Adding to concerns over rising stocks was the government's decision to implement palm oil export tax cut only in January. "The market is still trying to get a grip on how big stocks can get in Malaysia, as well as digesting news that the export taxes are not going to come through until early January," said ANZ agricultural commodity strategist Victor Thianpiriya.
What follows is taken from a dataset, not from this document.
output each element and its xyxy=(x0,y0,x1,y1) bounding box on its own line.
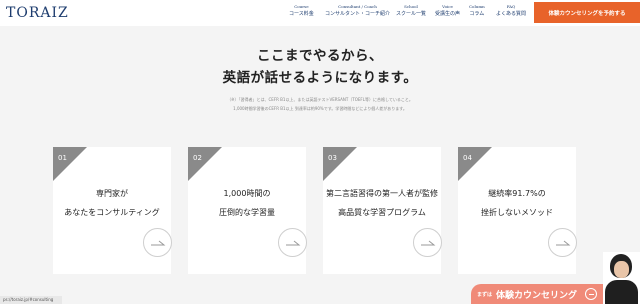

At the close, the benchmark January contract on the Bursa Malaysia Derivatives Exchange fell 0.2 percent to 2,466 ringgit ($808) per tonne. Total traded volumes stood at 40,889 lots of 25 tonnes each, much higher than the usual 25,000 lots. Technical analysis showed palm oil will be neutral until it gets out of a range of 2,361-2,528 ringgit per tonne, said Reuters analyst Wang Tao. Palm oil stocks in Malaysia hit a record 2.48 million tonnes in September, but strong export data in the first 15 days of October could help support prices.
Exports of Malaysian palm oil products for October 1-15 rose 13.1 percent to 769,534 tonnes from 680,112 tonnes last month, cargo surveyor Intertek Testing Services said on Monday. Another cargo surveyor Societe Generale de Surveillance showed exports in the same period surged 16.3 percent to 768,550 tonnes. In other vegetable oil markets, US soyoil for December delivery inched up 0.8 percent in late Asian trade. The most active January 2013 soybean oil contract on the Dalian Commodity Exchange ended 1.5 percent higher.